The Glasgow Finance Alliance for Net-Zero (GFANZ), led by UN climate envoy and former Bank of Canada and Bank of England governor, Mark Carney, is a promising development that is bringing together banks, investors, and insurers. That said, these promises and pledges are only words, so how do we turn them into concrete action? There is increasing interest among investors to invest in cleantech, so the question becomes how to connect the trillions in pledged cleantech funding to the projects that actually need it. But despite interest from businesses and financiers, too many cleantech projects remain stalled or never get off the ground because the process needed to access that capital is far too difficult.

Companies trying to implement cleantech projects need to take on a lot of debt to pay for expensive upgrades and retrofits. These debt levels are risky because businesses are often unsure whether their cleantech solutions will actually deliver the savings that are promised. And the spectre of debt alone reduces business confidence and dissuades many firms from starting projects in the first place.

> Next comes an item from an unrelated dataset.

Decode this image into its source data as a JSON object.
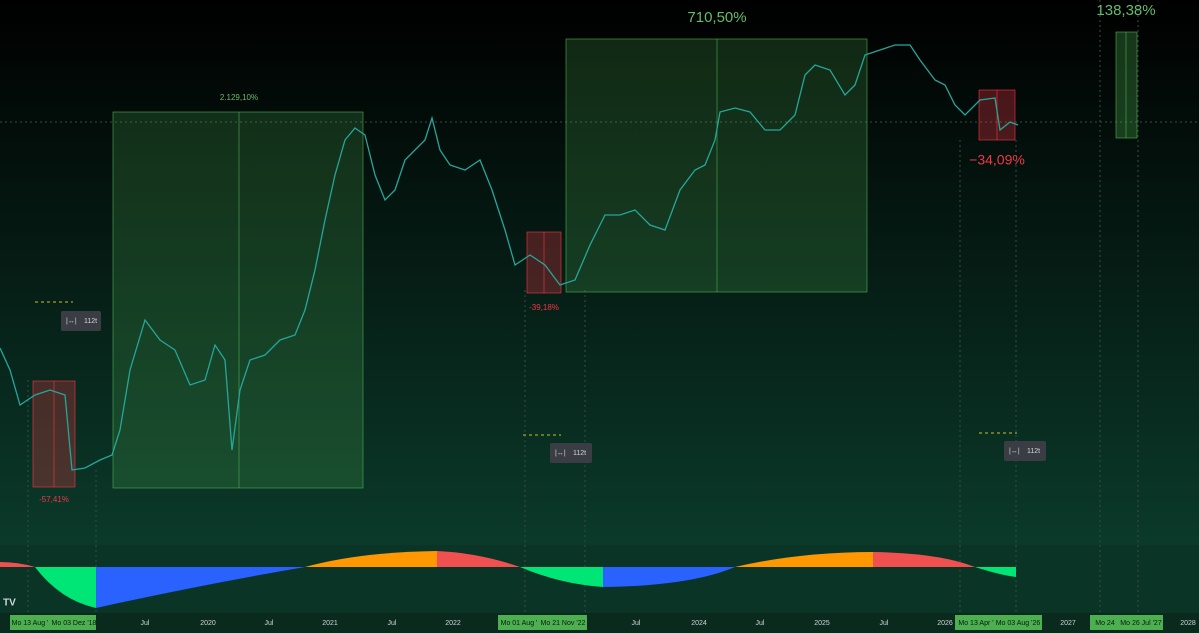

Let’s make the cleantech revolution a reality


If you look at the cleantech sector, you’ll see both a huge pile of money on one side and a huge pile of backlogged projects on the other. Bridging this gap and accelerating the adoption of cleantech is where EnPowered is looking to play a vital role. A month ago I was proud to announce the launch of EnPowered Payments — our on-bill repayment platform. We built Payments to overcome the hurdles that companies looking to invest in cleantech face, by creating a risk-free funding option that uses future energy savings to pay for cleantech solutions today.

EnPowered works with cleantech solution providers to help them sell more and their customers save more. Instead of the solution buyer shouldering the risk of the investment, the risk is taken up by our network of funding partners. This way, companies are freed from capital restrictions. Instead, they can pay for their chosen solution in manageable payments through their electricity bill.

This time we need to make sure the pledged financing actually materializes

Once the solution has been installed, the customer immediately sees savings on their bill, while a portion of those savings is used to pay off the solution: once that has been done, the customer enjoys the full savings of the solution. And as an added benefit, paying through your electricity bill not only reduces paperwork, it increases transparency, making oversight and asset performance tracking that much easier.

Bringing governments and international finance to the table at COP26 was far from simple, so we need to ensure that the pledges made in Glasgow are realized. This means facilitating easier access to cleantech financing and catalyzing the rate of adoption by overcoming business hesitancy and the lack of flexible capital. Too many environmental promises have been made in the past only to never be fulfilled, this time we need to make sure the pledged financing actually materializes. This means removing the risk to the customer in order to deploy capital at scale. To help realize this promise, we need to reduce as much friction as possible to pave the way for faster cleantech adoption.